Two New York Nurses Arrested for Selling COVID-19 Vaccine Cards for $1.5M Profit

Two New York nurses have been arrested after they forged and sold COVID-19 vaccine cards, a scheme that earned them $1.5 million in profits.

Photograph of the COVID 19 vaccine
Getty

Image via Getty/Pool

Photograph of the COVID 19 vaccine

Two Long Island nurses have been arrested for falsifying COVID-19vaccination records, CNBC reports. 

The nurses, who are  49-year-old Julie DeVuono and 44-year-old Marissa Urraro, are being charged with one count of forgery in the second degree. DeVuono is the owner and operator of Wild Child Pediatric Healthcare in Amityville, and she’s also being charged with a count of offering a false instrument for filing in the first degree. Urraro is DeVuono’s employee.

“Forging COVID-19 vaccination cards and entering false information into the New York State database used to track vaccination records puts the health and well-being of others at risk, and undermines efforts to slow the spread of the COVID-19 virus,” special agent Scott Lampert said in a statement.

In addition to forging the vaccination cards, the pair also logged the fraudulent immunizations in the New York State Immunization Information System database. They were arrested on Friday, and DeVuono’s husband Derin DeVuono, who’s a police officer, is also being investigated by the NYPD’s Internal Affairs Bureau for potentially being part of the scheme.

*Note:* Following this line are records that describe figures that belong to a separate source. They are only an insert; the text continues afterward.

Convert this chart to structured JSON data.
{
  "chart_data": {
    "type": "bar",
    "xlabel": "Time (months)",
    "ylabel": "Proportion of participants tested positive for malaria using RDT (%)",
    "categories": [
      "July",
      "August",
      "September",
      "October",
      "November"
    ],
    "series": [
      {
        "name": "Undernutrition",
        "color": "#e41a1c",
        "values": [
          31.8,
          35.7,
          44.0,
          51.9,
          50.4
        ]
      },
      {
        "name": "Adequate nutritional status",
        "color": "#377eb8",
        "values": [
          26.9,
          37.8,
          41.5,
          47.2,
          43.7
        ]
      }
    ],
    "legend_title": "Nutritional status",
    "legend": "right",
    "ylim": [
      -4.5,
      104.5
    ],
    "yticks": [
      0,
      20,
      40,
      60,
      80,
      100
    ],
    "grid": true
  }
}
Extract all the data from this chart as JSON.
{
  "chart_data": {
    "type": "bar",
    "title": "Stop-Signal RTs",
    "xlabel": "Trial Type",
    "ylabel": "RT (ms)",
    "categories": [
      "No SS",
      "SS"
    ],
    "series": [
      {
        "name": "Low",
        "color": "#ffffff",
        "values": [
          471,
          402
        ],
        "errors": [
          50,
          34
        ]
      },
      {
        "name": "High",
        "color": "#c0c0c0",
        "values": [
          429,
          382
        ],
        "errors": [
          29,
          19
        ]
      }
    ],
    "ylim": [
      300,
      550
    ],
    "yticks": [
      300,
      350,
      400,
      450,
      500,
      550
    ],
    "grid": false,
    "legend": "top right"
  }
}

The two nurses’ scam took place from November 2021 to January 2022, where they made over $1.5 million, according to a ledger that officers found at DeVuono’s home. Authorities also discovered around $900,000 in cash at her house. DeVuono and Urraro priced adults’ immunizations at $220 each and $85 for a child, which included the fake vaccination card and state database entry. 

The arrests arrive a month after New York Gov. Kathy Hochul signed off on legislation that criminalizes fake COVID-19 immunization cards.